Texas and California are once again at opposite ends of our annual rankings by CEOs of the best and worst states in which to do business. We take a closer look at the Texas model, but an equally interesting contrast is between the golden state of California versus the sunshine state of Florida. Both depend heavily on agriculture and tourism and have high rates of undocumented immigrants. CEOs rate both comparably well on living environment, one of the three principle areas on which we asked them to grade state performance. And, of course, these two are the only states with a Disney attraction. After this similarity, the paths diverge. CEOs give Florida’s workforce quality a good but not superlative rating of 6.73. California is rated at 5.82, not as bad as Hawaii or New Mexico, but not as good as 48th-ranked Illinois either. When it comes to taxation and regulation, however, California’s score plummets to 1.74—the lowest by far of any state, and well below Florida’s rating of 7.27. No wonder it’s called “Taxifornia.” It even gives Massachusetts a good name.
But the biggest difference is not in the numbers. Most business leaders say attitude toward business is a real differentiator. “California has driven away business with bad rules and refusal to acknowledge its problems,” opined one CEO. “We should let it become its own country. The legislature is horrible.” Another summed it up succinctly: “California should be put on death watch.” By contrast, leaders commenting on the Sunshine state were generally, well, sunny. “It’s getting better,” said one.
It’s not hard to see why. On January 4, 2010, Richard (Rick) Scott signed his first executive order after being sworn into office as Florida’s 45th governor, suspending all rulemaking of the state agencies so as not to burden the private sector further in its attempts to pull out of the recession. Last year, he eliminated 1,100 regulations that were unnecessary and retarded business formation, and he appointed people who were pro-business to the state’s agencies. Recently, we spoke to Scott, a former health insurance CEO who ran Columbia/HCA until its run-in with the Justice Department over Medicare fraud. We asked him about his cold-calling businesses around the country, pitching his state. “I try to reach out to businesses directly to find out why they don’t relocate to our state,” Scott recently told us. “We have a great story.” He was in New York to appear on CNBC’s Squawk Box where he said the easiest states from which to entice firms were Illinois, New York and Connecticut—all at the bottom of our ranking.

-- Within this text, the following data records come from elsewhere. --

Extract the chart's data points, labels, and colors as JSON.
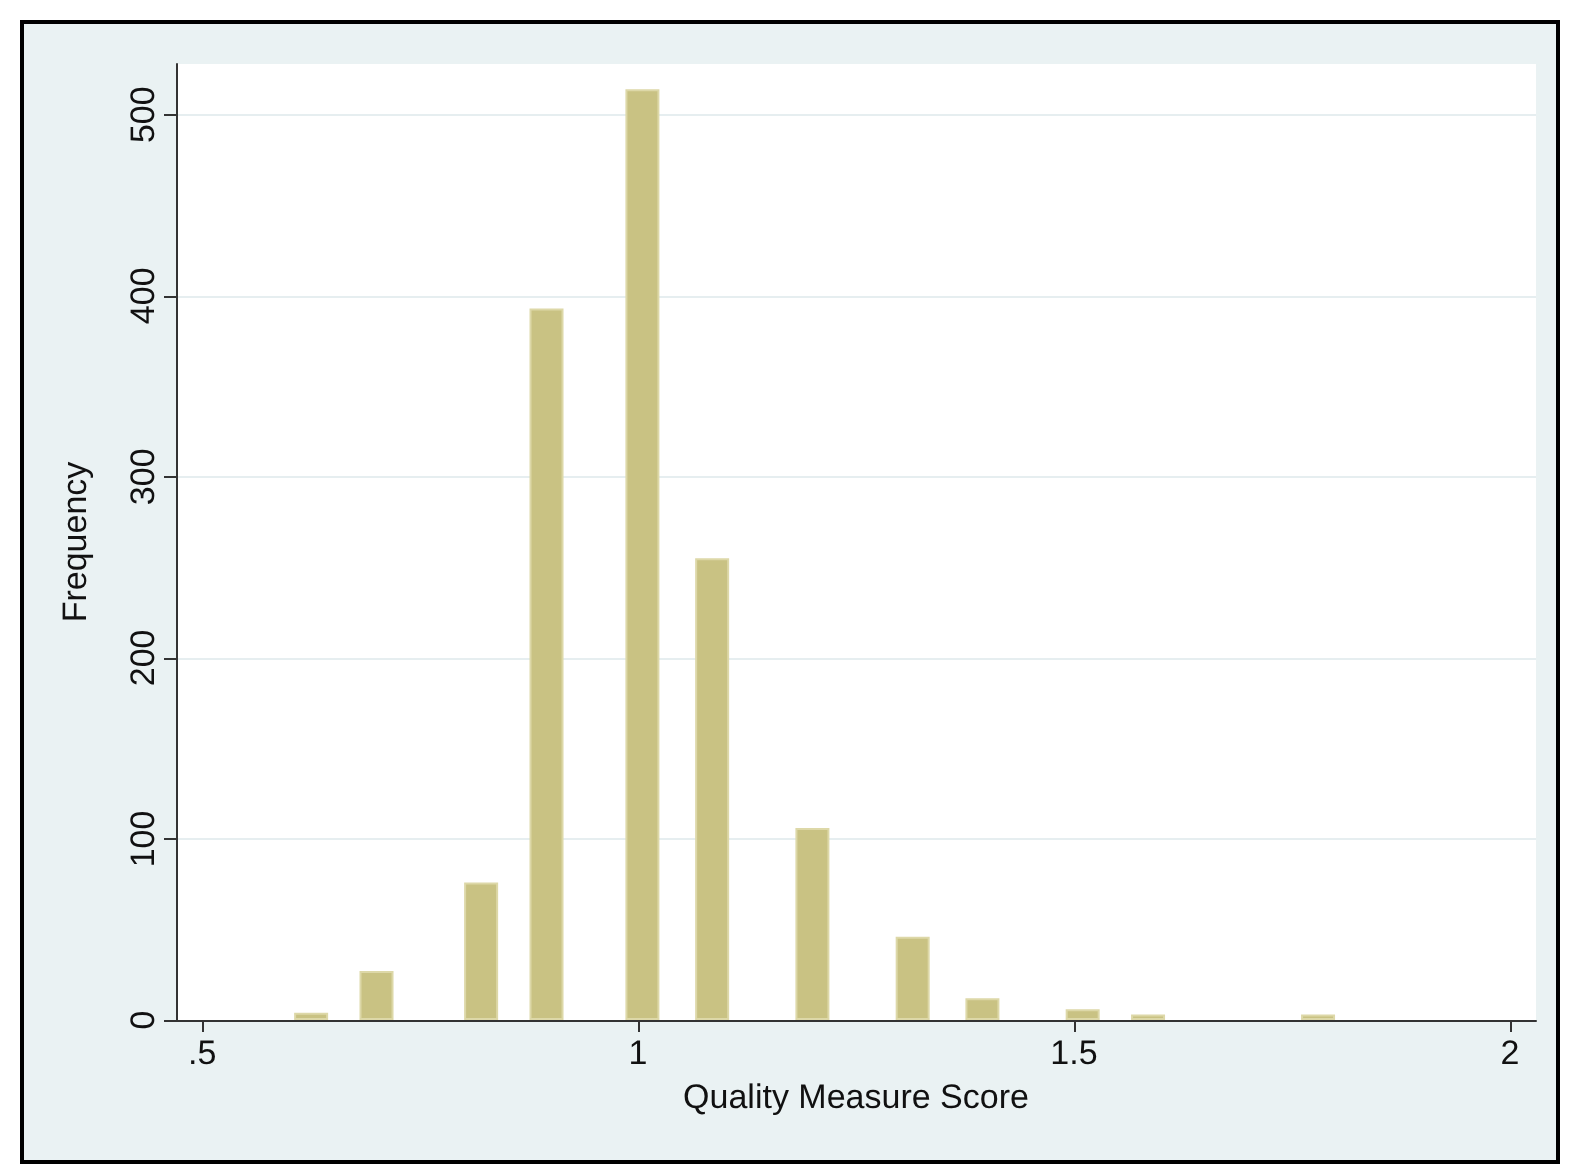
{
  "chart_data": {
    "type": "bar",
    "xlabel": "Quality Measure Score",
    "ylabel": "Frequency",
    "x": [
      0.625,
      0.7,
      0.82,
      0.895,
      1.005,
      1.085,
      1.2,
      1.315,
      1.395,
      1.51,
      1.585,
      1.78
    ],
    "values": [
      4,
      27,
      76,
      393,
      514,
      255,
      106,
      46,
      12,
      6,
      3,
      3
    ],
    "color": "#c9c283",
    "xlim": [
      0.47,
      2.03
    ],
    "xticks": [
      {
        "value": 0.5,
        "label": ".5"
      },
      1,
      1.5,
      2
    ],
    "ylim": [
      0,
      528
    ],
    "yticks": [
      0,
      100,
      200,
      300,
      400,
      500
    ],
    "grid": "y"
  }
}
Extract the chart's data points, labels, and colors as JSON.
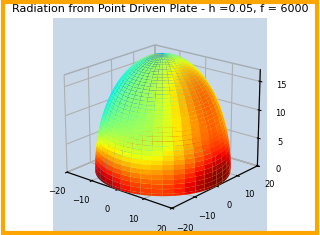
{
  "title": "Radiation from Point Driven Plate - h =0.05, f = 6000",
  "title_fontsize": 8,
  "xlim": [
    -20,
    20
  ],
  "ylim": [
    -20,
    20
  ],
  "zlim": [
    0,
    17
  ],
  "xticks": [
    -20,
    -10,
    0,
    10,
    20
  ],
  "yticks": [
    -20,
    -10,
    0,
    10,
    20
  ],
  "zticks": [
    0,
    5,
    10,
    15
  ],
  "colormap": "jet",
  "bg_color": "#ffffff",
  "border_color": "#FFA500",
  "R": 20,
  "azim": -50,
  "elev": 20
}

With respect to the latter, nutmeg state governor Dan Malloy should be aware that Scott is wooing hedge funds. “Why would you want to pay an extra 10 percent of your income when you could be in a nice warm place with good schools and a lower cost of living?” said Scott. Some are reportedly giving it careful consideration. One tries to imagine California’s Jerry Brown making a similar pitch to business leaders wondering what on earth he could say—but fantasy isn’t our strong suit.
Critics say Scott isn’t wildly popular among Floridians despite the fact that on his watch 77,100 net new jobs have been created. He generated $1 billion in tax cuts and exempted nearly two-thirds of businesses in the state—mostly small ones—from punitive taxes. In addition, the governor got rid of teacher tenure at K to 12 schools and boosted the number of charter schools in the state. Last year, when he sent a tongue-in-cheek letter to Texas governor Rick Perry that Florida was coming after Texas’s No. 1 rank in Chief Executive’s survey, it seems he was serious.